Ahead of the seventh series, Steve Pemberton and Siobhan Finneran announced that the Garvey family would be departing the show. Both actors wanted to spend less time filming abroad and neither wanted to quit individually, thus collectively agreeing for the entire Garvey family to leave, including Sheila Reid and Oliver Stokes. As part of their exit storyline, Leslie Jordan guest starred as Buck A. Roo for two episodes, an attorney who revealed that the Garveys had inherited $30 million before relocating them to Las Vegas.

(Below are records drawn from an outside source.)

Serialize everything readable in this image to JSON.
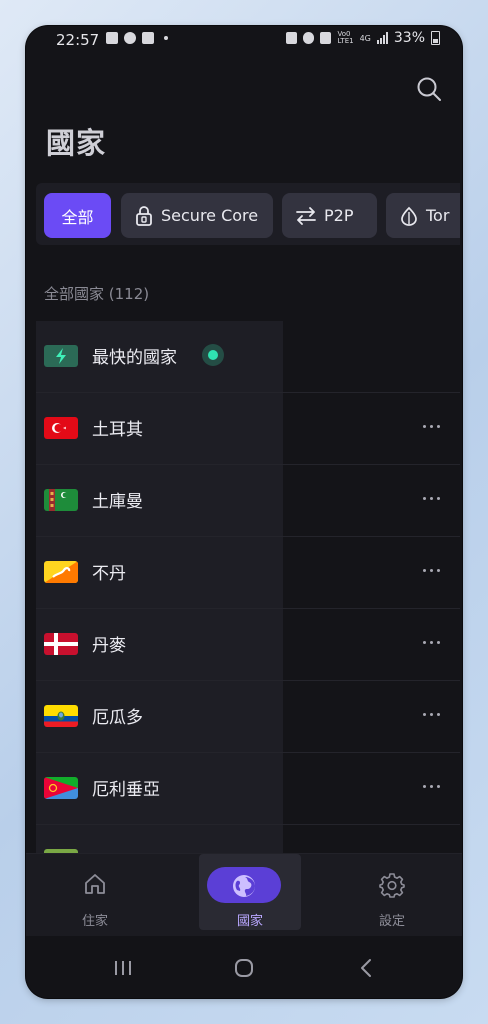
{
  "status_bar": {
    "time": "22:57",
    "battery": "33%",
    "network_top": "Vo0",
    "network_bottom": "LTE1",
    "net_type": "4G"
  },
  "header": {
    "title": "國家"
  },
  "filters": [
    {
      "label": "全部",
      "icon": "none",
      "active": true
    },
    {
      "label": "Secure Core",
      "icon": "lock-icon",
      "active": false
    },
    {
      "label": "P2P",
      "icon": "swap-arrows-icon",
      "active": false
    },
    {
      "label": "Tor",
      "icon": "onion-icon",
      "active": false
    }
  ],
  "section": {
    "label": "全部國家 (112)"
  },
  "countries": [
    {
      "name": "最快的國家",
      "flag": "lightning-icon",
      "fastest": true
    },
    {
      "name": "土耳其",
      "flag": "turkey-flag"
    },
    {
      "name": "土庫曼",
      "flag": "turkmenistan-flag"
    },
    {
      "name": "不丹",
      "flag": "bhutan-flag"
    },
    {
      "name": "丹麥",
      "flag": "denmark-flag"
    },
    {
      "name": "厄瓜多",
      "flag": "ecuador-flag"
    },
    {
      "name": "厄利垂亞",
      "flag": "eritrea-flag"
    }
  ],
  "bottom_nav": [
    {
      "label": "住家",
      "icon": "home-icon",
      "active": false
    },
    {
      "label": "國家",
      "icon": "globe-icon",
      "active": true
    },
    {
      "label": "設定",
      "icon": "gear-icon",
      "active": false
    }
  ],
  "colors": {
    "accent": "#6b4bf5",
    "background": "#141418",
    "fastest_dot": "#2fe3b1"
  }
}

Charlotte Eaton was cast as Terri Dawson, a new member of the established Dyke family: the sister of Clive and aunt of Tiger. Kenny Ireland pulled out of the seventh series after being diagnosed with cancer with his character being written out. To facilitate Ireland's absence, Alan David joined the cast as Glynn Flint, a new holiday companion for Jacqueline Stewart. Ruth Madoc made a brief appearance as Glynn's wife Rhiannon, who had been holidaying in France with Donald. In March 2014, it was announced that original cast members Johnny Vegas and Elsie Kelly would reprise their roles of Geoff and Noreen Maltby, the former last appearing in the third series and the latter having last appeared in the fifth series. Another member of the original cast, Crissy Rock, also briefly reprised her role of Janey Yorke.

==Home media==
The two-disc DVD for the seventh series was released in the United Kingdom on 23 February 2015.

The seventh series first became available for streaming through Netflix in the United Kingdom on 10 December 2016.